Çok sözü edilen ve çok çalınan eseriniz “Koyunbaba”nın adı nereden geliyor diye soruyoruz. – Bodrum Gümüşlük Yalıkavak arasında bir bölgenin adı Koyunbaba, çok kurak, çorak topraklar. Ancak buranın beni çeken bir özelliği var. Burası bana çok farklı yönlerden esin kaynağı oldu, bu etkileşimle yazdığım eser, tuhaftır Norveç’ten Arjantin’e, Japonya’dan Çin’e çok farklı kültürlerdeki dinleyiciyi etkiliyor. Nedenini gerçekten bilmiyorum…diyor.

Koyunbaba, Gümüşlük’ten Yalıkavak’a doğru giderken 4. Km.’de

Bu bölgeye adını veren Koyunbaba ve onun türbesi. Bu türbe 4. Km.’deki Kristal Oteli biraz geçince sola ayrılan yolun sahile ulaştığı yerde bulunuyor. Onun 50-60 metre gerisinde de Antik Taşocağı bulunuyor. Eskiden taşocağı ve türbenin sınırları deniz iken daha sonra burası doldurularak 40 metre kadar bir alan plaj haline getirilmiştir.

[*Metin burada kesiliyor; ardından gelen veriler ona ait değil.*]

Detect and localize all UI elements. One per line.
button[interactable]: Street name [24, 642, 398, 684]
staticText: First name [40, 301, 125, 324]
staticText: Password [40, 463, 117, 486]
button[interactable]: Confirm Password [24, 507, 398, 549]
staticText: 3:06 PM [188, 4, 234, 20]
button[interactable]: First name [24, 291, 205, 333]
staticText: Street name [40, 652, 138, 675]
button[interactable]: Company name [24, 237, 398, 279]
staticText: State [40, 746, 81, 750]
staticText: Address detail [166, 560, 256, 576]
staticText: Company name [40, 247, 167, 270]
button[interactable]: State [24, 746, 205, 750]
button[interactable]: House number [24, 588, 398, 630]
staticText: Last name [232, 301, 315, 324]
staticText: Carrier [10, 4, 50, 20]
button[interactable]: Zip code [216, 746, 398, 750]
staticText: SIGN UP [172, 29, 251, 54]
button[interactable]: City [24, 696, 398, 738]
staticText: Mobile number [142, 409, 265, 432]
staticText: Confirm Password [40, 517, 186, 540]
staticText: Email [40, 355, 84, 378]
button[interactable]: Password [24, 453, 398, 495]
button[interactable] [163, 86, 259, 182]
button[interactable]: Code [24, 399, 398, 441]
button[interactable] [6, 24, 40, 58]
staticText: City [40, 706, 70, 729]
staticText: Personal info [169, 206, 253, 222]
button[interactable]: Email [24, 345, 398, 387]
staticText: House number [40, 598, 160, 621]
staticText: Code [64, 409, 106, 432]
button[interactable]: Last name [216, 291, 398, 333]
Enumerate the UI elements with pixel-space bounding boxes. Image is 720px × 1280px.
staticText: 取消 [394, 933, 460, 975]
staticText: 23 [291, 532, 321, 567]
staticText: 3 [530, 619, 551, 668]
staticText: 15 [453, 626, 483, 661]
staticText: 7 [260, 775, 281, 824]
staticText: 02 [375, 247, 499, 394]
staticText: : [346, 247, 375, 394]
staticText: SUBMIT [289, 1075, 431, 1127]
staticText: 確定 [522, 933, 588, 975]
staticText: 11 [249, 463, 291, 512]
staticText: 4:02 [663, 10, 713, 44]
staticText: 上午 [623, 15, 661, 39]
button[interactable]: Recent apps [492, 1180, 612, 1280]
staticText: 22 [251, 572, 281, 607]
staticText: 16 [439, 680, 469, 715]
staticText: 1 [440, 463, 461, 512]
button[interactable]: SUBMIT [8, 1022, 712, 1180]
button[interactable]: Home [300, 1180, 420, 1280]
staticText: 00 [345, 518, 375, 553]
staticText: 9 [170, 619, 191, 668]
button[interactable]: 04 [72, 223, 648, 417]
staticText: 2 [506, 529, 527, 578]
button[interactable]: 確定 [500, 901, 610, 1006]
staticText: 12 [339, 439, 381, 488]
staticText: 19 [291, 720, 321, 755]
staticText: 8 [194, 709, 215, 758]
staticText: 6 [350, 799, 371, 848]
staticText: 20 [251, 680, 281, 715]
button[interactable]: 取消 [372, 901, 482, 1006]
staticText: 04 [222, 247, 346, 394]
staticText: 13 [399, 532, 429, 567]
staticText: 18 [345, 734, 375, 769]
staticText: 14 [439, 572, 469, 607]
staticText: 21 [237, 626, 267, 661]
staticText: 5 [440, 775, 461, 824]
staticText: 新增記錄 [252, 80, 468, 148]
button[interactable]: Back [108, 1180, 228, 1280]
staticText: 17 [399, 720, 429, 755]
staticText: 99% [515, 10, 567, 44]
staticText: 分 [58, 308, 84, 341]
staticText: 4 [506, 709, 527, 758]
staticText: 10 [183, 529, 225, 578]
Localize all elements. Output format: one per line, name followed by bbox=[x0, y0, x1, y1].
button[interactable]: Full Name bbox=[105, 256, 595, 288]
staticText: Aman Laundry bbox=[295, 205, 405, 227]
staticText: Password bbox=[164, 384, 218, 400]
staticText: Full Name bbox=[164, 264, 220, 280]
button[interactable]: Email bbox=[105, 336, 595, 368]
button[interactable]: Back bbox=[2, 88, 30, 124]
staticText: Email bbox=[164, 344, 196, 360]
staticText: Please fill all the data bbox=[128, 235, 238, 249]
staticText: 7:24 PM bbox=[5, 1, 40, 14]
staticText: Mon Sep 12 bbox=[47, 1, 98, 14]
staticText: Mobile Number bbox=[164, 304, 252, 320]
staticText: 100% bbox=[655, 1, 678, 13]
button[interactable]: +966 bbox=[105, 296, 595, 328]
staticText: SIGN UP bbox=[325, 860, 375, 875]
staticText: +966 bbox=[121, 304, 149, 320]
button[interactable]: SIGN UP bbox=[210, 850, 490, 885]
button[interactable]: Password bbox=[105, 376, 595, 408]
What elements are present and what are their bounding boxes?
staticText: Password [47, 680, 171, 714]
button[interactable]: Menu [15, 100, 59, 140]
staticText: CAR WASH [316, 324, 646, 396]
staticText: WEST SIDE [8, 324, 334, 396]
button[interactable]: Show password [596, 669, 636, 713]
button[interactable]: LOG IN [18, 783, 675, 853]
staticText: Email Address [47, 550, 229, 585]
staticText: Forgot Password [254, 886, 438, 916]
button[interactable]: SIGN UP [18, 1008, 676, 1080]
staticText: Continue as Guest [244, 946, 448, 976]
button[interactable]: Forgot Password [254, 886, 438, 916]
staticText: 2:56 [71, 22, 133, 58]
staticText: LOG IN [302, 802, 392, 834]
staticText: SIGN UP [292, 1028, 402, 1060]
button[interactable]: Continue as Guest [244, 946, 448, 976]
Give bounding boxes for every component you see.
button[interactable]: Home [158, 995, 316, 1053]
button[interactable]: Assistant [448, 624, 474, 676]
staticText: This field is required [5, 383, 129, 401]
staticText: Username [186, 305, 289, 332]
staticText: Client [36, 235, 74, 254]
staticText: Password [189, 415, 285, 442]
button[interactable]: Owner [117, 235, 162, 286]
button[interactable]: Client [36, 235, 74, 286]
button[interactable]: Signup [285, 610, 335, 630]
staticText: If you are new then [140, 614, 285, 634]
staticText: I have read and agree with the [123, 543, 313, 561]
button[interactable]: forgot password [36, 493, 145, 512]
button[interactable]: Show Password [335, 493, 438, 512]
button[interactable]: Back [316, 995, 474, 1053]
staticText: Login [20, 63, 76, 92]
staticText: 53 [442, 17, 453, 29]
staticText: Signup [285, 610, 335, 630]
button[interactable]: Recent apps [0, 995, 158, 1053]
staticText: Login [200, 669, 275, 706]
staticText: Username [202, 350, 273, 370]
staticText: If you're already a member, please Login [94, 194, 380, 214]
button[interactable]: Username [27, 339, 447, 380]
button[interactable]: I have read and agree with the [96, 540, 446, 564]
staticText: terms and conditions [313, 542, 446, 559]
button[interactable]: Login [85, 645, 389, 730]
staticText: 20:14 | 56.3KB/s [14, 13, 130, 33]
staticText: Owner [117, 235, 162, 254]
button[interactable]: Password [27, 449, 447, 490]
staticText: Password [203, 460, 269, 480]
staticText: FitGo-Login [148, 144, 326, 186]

Koyunbaba aslında Koyunlu Baba imiş. Kendisi koyun besleyip koyunlarına çobanlık yaptığı için yöre halkı da ona Koyunlu Baba demiş. Daha sonraları, dile kolay geldiği için adı Koyunbaba’ya dönüşmüş. Koyunbaba, 1300’lü yıllarda yaşamış bir kimse Hacı Bektaş Veli’nin öğrencilerinden olduğu söylenmektedir. Anadolu Selçukluları döneminde Anadolu’nun Türkleştirilmesi ve İslamlaştırılması çalışmalarında büyük katkıları olmuş. Anadolu’da bu ad ile anılan bir çok derviş, ermiş kişi ve onlara ait olduğu söylenen türbe bulunuyor. Elbette her birinin kerametleri ayrı

Bizim Koyunbaba’nın özelliği şu: Bu yörede yaşayan ve muhtemelen çocuğu olmadığı için çok üzülen bir hanım eline, kucağına bir taş almış,  mezarın yakınında, deniz kıyısında ufka gözlerini dikmiş ve günlerce dua etmiş. Sonunda duası kabul olmuş veeee kucağında tuttuğu taş canlanmış, bir tombul bebek oluvermiş. Ancak bu hikaye daha sonraki yıllarda değişmiş, gelişmiş, hamile kalamayan hanımlar Koyunbaba’nın mezarının olduğu yere gelip denizden bir taş almaya, bu taşı hamile kalana kadar yanlarında taşımaya başlamışlar. Bir çok kadın bu taş sayesinde hamile kaldığını anlatınca hikayenin gerçekliğine ve Koyunbaba’nın hikmetine inanılmaya başlanmış. Hamile kalmayı başaran kadınlar taşı yine aynı dikkatle aldıkları yere koyuyorlarmış. Çocuk doğduktan sonra ise komşulara, yakın köy ahalisine kuzular kesilip ziyafetler verilirmiş. Bütün bu işlemler sırasında dualar edilirmiş. Ziyafette ayrıca mevlit okutulurmuş. Yine halk arasındaki söylentilerden bir tanesi de denizden taş alma ve hamile kalması istenen hanıma verilmesi belli kişiler aracılığı ile yapılır olmuş. Bu kişiler görevlerini yapamaz hale gelince “el verdikleri” bir başkasına devrederlermiş.
Koyunbaba efsanesi halk arasında yaptığım araştırma ve soruşturmalarda bu şekilde anlatılıyor.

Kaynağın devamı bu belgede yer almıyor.